In the Nuba mountains, there are numerous reports of continuing missile attacks on civilians, creating such terror that families have been forced to flee their homes and live in snake-infested caves with no medical care and acute shortages of food. Three weeks ago, I climbed one of those Nuba mountains to meet families hiding in those caves. I met a girl who had been bitten by a cobra; a woman dying of malaria with no treatment; and a man whose five children had been burnt alive when a shell hit the place where they were sheltering.

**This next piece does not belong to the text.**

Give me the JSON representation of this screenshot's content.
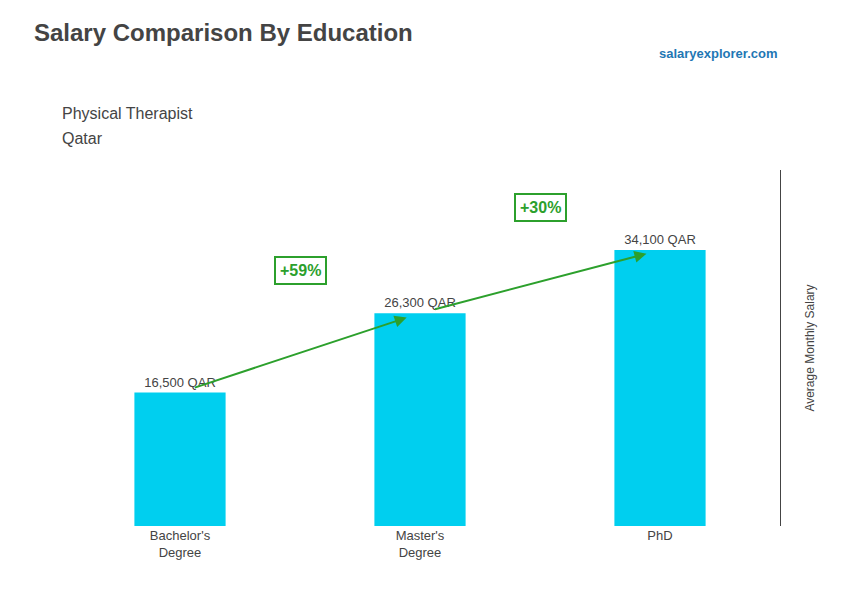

People would not be living and dying in these appalling conditions in Sudan unless forced to do so because of continuing military offensives by Khartoum.
This highlights the crisis of humanitarian need: UN officials acknowledge that because of the ongoing disagreements over humanitarian access points,
“the civilians in the war-affected areas continue to suffer”.
The UN now estimates that over 600,000 people are in dire need of humanitarian assistance in the southern and western parts of the Nuba mountains and in Blue Nile state. This raises the issue of the continuing, urgent need for cross-border aid, an issue I have raised repeatedly with Her Majesty’s Government. But nothing has happened so far and people continue to die because of a lack of food and healthcare.
The international community has the responsibility to protect and to provide. It is manifestly failing on both counts by allowing the Government of Sudan to continue to slaughter their own civilians with impunity and by failing to ensure the provision of life-saving medicines and food for hundreds of thousands of civilians. Will Her Majesty’s Government at last take urgent action to ensure cross-border aid, and to end the impunity with which the Government of Sudan are continuing military offensives despite their alleged commitment to the ceasefire?